Contrary to what instagram memes may attempt to persuade you, Barrett has never directly ruled on abortion rights.  Her only actions have been  one vote to rehear a challenge to Indiana’s parental notification law and voting to protect an Indiana law prescribing certain treatments for fetal remains. It is worth noting that the Supreme Court later reinstated that very law and ordered a rehearing in a parental notification case, which would fall under the purview of the aforementioned law. Finally here, Barrett upheld a Chicago ‘bubble ordinance’, protecting people within 50 feet of an abortion clinic being advanced upon without consent, which is pursuant to I Amendment protected protests.  That is Barrett’s complete judicial record on abortion-related issues.

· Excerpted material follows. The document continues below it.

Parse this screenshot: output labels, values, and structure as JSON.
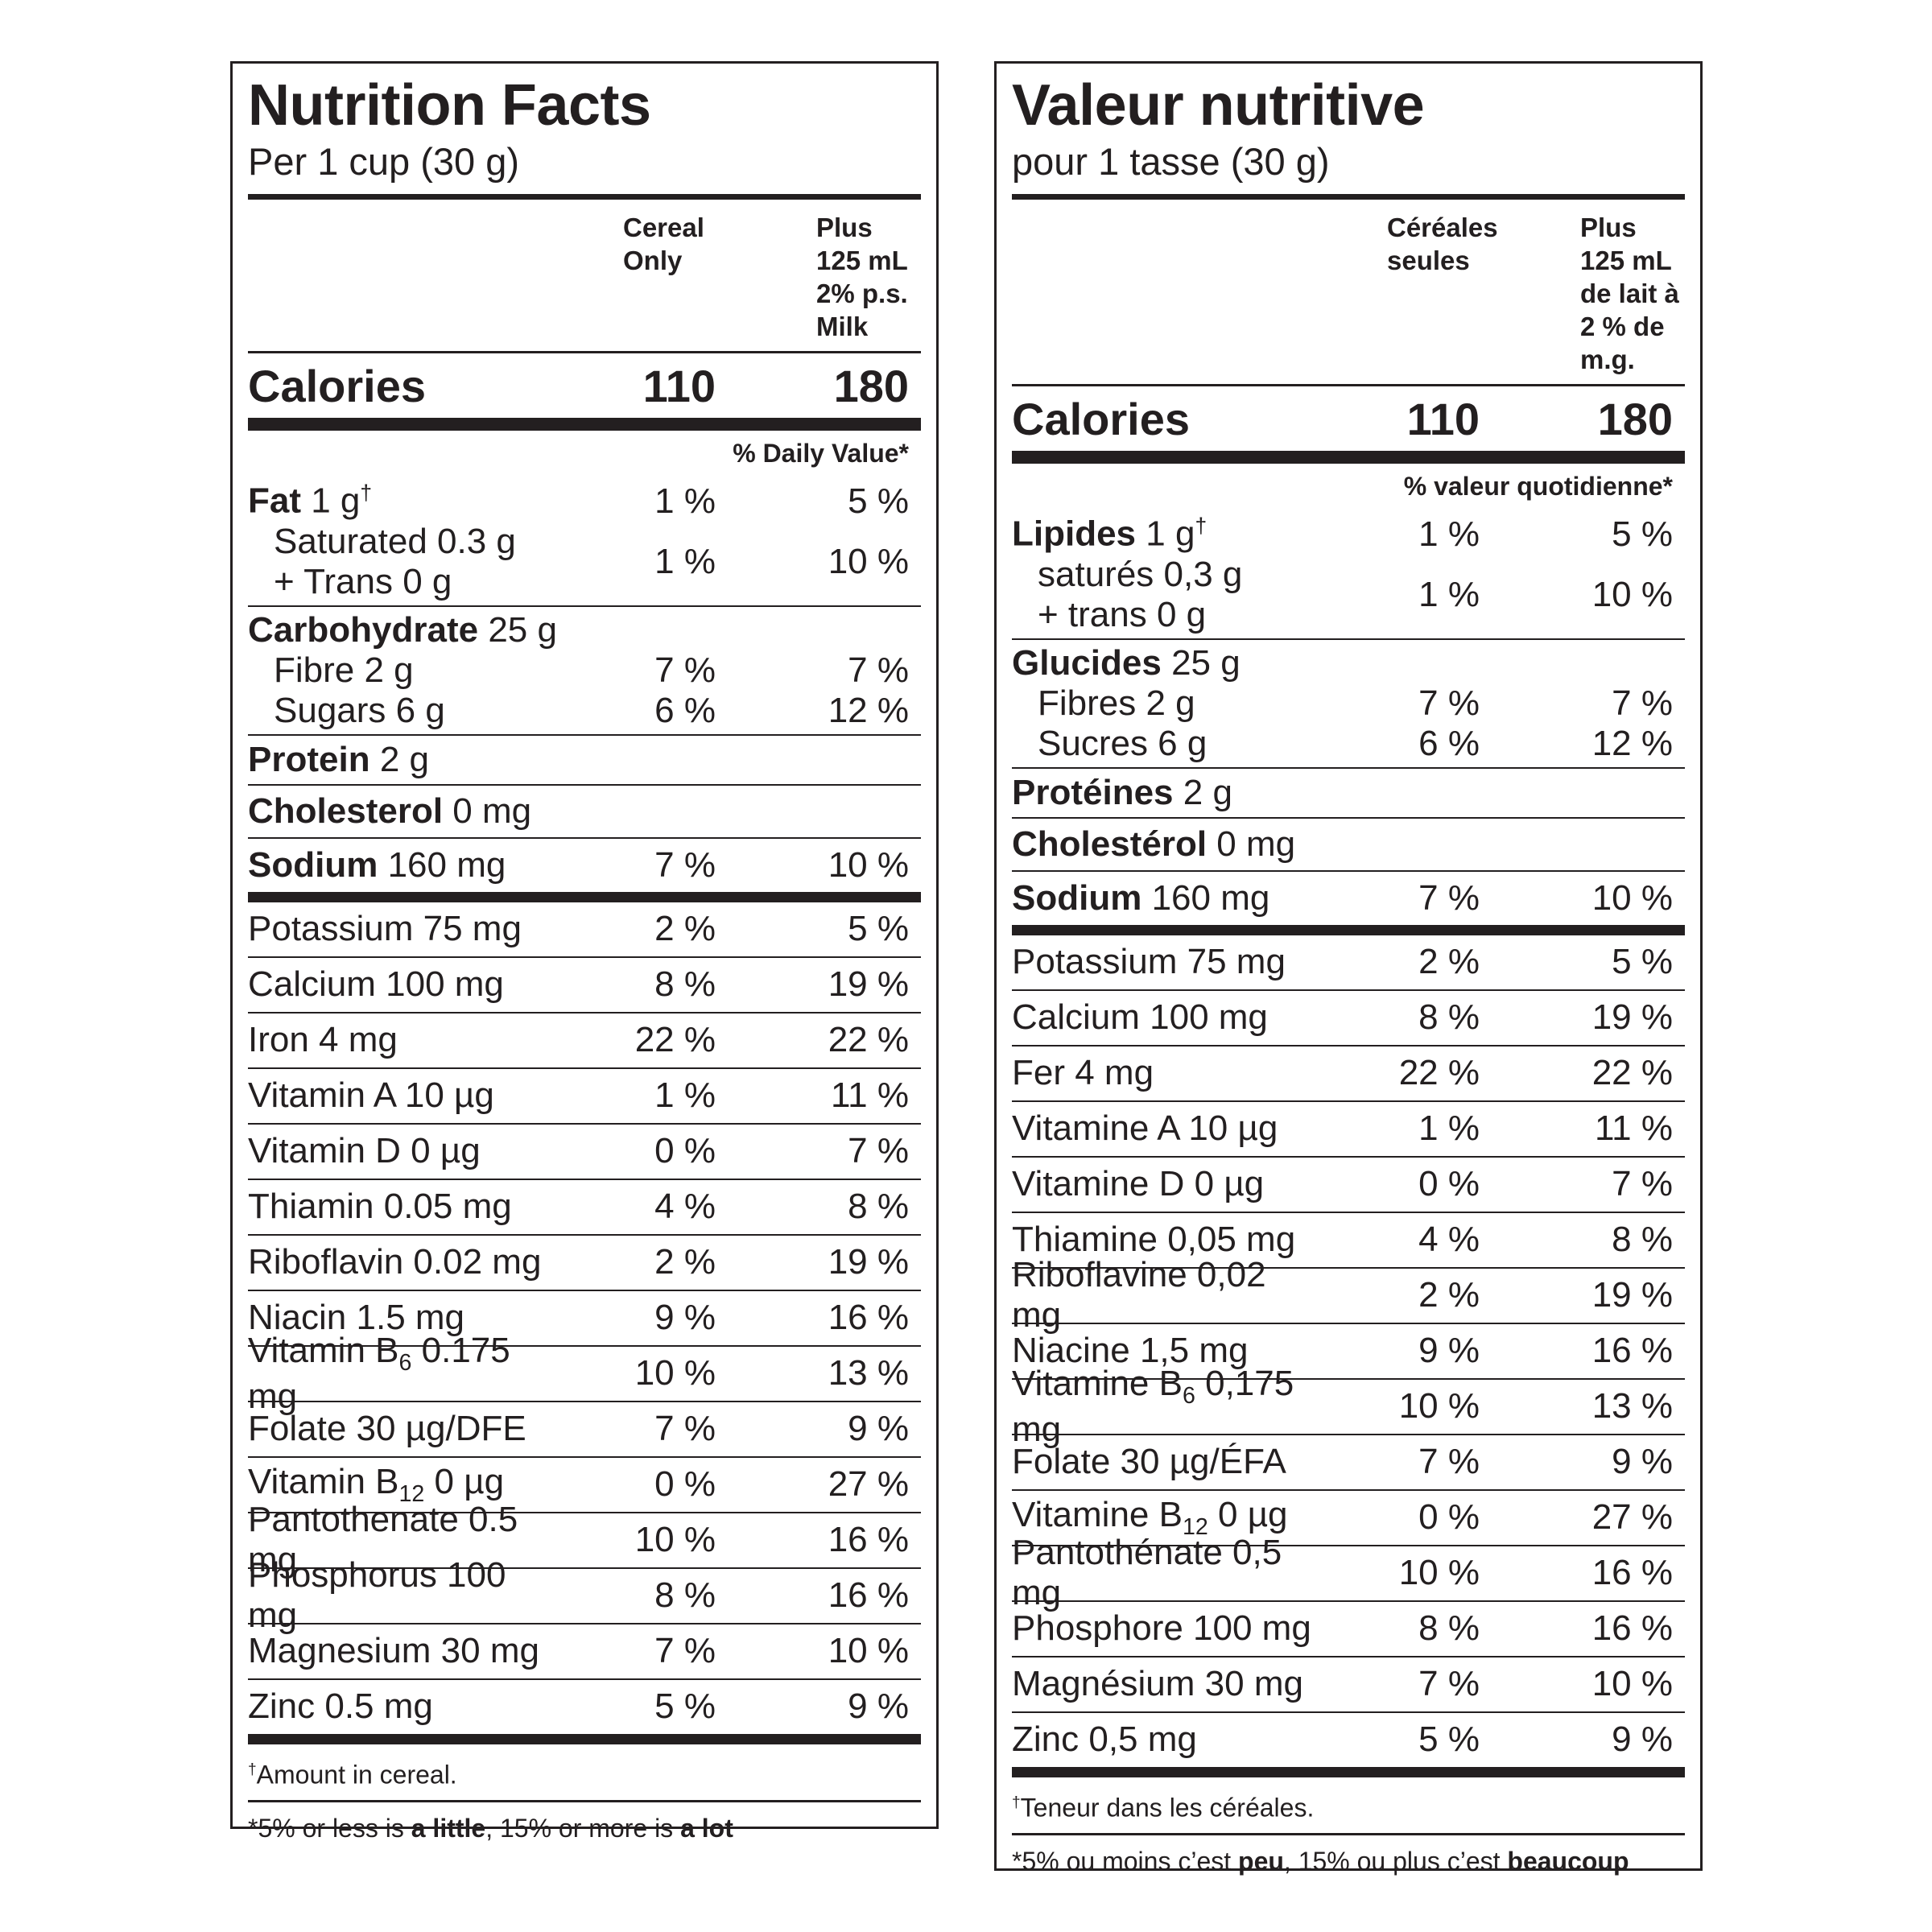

A-level politics students may remember Kanter v Barr, the 2019 case which challenged bans on non-violent felons owning firearms pursuant to the II Amendment. The concerned individual here had been convicted of mail fraud and was denied his II Amendment rights on statutory grounds of: ‘a prevailing government interest in preventing gun violence…’ – but the individual in question had never been convicted of a violent crime. Barrett here again dissented, in what seems to the author the logically consistent position.  Moving to the 4th Amendment, two cases crop up, both resulting in Amendment protections being granted. The first, US v Watson, concerned the reasonableness and probable cause of police seizing firearms without the alleging of a crime. Barrett remanded and vacated the case, finding the individual should not have been charged as the product of an unconstitutional charge. A win for civil liberties and another piece of evidence to show preference to Barrett over Trump’s other nominees on their opinion merits. US v Terry further limited the capacity of third parties to limit police searches of property applying case law from Illinois v Rodriguez. This is a  small sample size on civil liberties, but it is nevertheless a promising one then (bar her actions in last month joining with Diane Wood to protect Governor Pritzker’s COVID-19 orders). 

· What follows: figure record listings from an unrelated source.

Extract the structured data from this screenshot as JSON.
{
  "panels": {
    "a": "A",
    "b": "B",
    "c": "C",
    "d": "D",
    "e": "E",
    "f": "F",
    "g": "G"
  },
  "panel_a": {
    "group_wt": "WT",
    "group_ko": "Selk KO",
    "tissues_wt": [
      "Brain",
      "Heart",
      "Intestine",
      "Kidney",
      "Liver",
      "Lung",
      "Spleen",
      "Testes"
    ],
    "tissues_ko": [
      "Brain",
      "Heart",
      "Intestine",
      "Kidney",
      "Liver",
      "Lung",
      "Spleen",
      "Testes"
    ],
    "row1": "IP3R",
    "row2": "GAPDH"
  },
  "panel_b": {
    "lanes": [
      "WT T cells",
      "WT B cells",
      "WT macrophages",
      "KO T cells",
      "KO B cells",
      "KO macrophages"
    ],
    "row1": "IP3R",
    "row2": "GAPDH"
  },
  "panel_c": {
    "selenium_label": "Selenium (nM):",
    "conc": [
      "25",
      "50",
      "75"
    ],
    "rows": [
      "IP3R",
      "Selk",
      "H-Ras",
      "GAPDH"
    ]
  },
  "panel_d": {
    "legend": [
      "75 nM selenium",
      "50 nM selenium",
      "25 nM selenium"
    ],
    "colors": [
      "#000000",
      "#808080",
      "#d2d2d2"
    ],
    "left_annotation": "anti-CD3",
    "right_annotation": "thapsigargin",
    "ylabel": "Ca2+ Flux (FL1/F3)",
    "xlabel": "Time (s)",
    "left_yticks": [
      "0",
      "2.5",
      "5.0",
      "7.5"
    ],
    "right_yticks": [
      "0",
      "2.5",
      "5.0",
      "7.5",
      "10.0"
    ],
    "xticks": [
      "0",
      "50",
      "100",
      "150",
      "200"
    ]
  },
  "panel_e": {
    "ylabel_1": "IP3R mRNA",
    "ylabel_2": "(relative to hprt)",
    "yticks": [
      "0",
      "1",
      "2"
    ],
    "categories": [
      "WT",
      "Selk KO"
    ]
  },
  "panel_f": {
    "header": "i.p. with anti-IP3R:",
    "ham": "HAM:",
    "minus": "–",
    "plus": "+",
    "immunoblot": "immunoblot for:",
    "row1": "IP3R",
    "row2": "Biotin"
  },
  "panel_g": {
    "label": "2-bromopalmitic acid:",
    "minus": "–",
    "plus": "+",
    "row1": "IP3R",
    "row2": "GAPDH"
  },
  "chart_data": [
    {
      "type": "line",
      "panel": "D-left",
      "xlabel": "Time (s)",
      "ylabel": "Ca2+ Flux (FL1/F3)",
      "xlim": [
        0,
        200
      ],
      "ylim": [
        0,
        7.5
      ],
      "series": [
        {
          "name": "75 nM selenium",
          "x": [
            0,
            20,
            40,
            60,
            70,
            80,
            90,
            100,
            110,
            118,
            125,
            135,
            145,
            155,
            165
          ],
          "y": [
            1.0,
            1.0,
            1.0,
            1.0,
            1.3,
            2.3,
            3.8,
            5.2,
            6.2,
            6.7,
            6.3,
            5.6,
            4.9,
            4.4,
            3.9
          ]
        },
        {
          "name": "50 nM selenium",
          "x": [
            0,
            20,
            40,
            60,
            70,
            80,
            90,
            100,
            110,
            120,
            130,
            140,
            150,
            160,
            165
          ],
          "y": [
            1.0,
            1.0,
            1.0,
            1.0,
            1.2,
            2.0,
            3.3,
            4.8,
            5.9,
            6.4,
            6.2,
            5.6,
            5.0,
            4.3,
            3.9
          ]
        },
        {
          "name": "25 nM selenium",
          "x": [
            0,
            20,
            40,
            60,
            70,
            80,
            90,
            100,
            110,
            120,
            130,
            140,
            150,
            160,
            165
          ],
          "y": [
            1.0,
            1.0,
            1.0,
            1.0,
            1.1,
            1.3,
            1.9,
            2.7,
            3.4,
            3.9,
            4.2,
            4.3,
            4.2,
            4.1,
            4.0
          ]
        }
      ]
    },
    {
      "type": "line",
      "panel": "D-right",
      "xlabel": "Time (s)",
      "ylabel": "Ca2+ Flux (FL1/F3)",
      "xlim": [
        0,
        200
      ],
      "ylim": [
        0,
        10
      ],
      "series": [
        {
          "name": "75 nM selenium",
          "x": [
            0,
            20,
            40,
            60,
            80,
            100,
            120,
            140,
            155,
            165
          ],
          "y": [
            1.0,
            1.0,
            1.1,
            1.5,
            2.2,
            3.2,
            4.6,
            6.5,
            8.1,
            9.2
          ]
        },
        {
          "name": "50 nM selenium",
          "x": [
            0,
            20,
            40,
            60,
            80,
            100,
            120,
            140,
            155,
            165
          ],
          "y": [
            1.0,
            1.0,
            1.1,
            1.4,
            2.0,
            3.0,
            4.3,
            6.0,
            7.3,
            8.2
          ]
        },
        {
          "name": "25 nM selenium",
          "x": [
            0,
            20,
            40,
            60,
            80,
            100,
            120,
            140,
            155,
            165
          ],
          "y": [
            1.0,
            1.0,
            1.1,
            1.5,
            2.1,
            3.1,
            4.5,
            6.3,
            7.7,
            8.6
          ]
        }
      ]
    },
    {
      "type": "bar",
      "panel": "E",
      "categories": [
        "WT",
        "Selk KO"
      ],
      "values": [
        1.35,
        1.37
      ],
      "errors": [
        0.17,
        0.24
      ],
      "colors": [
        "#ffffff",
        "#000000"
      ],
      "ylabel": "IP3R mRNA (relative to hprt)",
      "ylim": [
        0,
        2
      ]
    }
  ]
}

To the meat of the matter and the substance of the reaction to Barrett’s nomination: Democrats and the broader left-wing coalition screaming from the rooftops that Barrett’s confirmation would spell the death of abortion rights and Roe v Wade. This reflects most clearly in Joe Biden’s flat evasion of the question on whether or not he would pack the Supreme Court by changing the number of justices. It is true that Barrett did not acknowledge Roe v Wade as a ‘super-precedent’ citing Planned Parenthood v Casey as a challenging artefact to show that Roe v Wade had not YET attained that status. Note the capitalised keyword: YET! Nothing in Barrett’s judicial literature or expressed opinions would show an inherent agenda on her part to destroy Roe v Wade. A 2013 Notre Dame magazine article written by Barrett would seem to support this: ‘The fundamental element, that the woman has a right to choose abortion, will probably stand. The controversy now is about funding. It’s a question of whether abortions will be privately or publicly be funded.’ A prediction that was promptly manifested when the Obama administration attempted to order Catholic Nuns to provide abortion care under Obamacare provisions, later blocked by the court. 

To conclude, it is unlucky for Barrett to be nominated right now given the current political climate. She seems a far stranger candidate than both Gorsuch and Kavanaugh when comparing judicial merits. On top of this, the hysteria about her supposed existential threat to abortion rights, now weaponised in an attempt to drive up turnout in Democrat voters, seems entirely out of proportion. With the likelihood being that Barrett will be confirmed before the election on the current timetable and her record of being able to attract marginal Democrat votes in Senate confirmation hearings, clarity on her candidacy is now needed more than ever.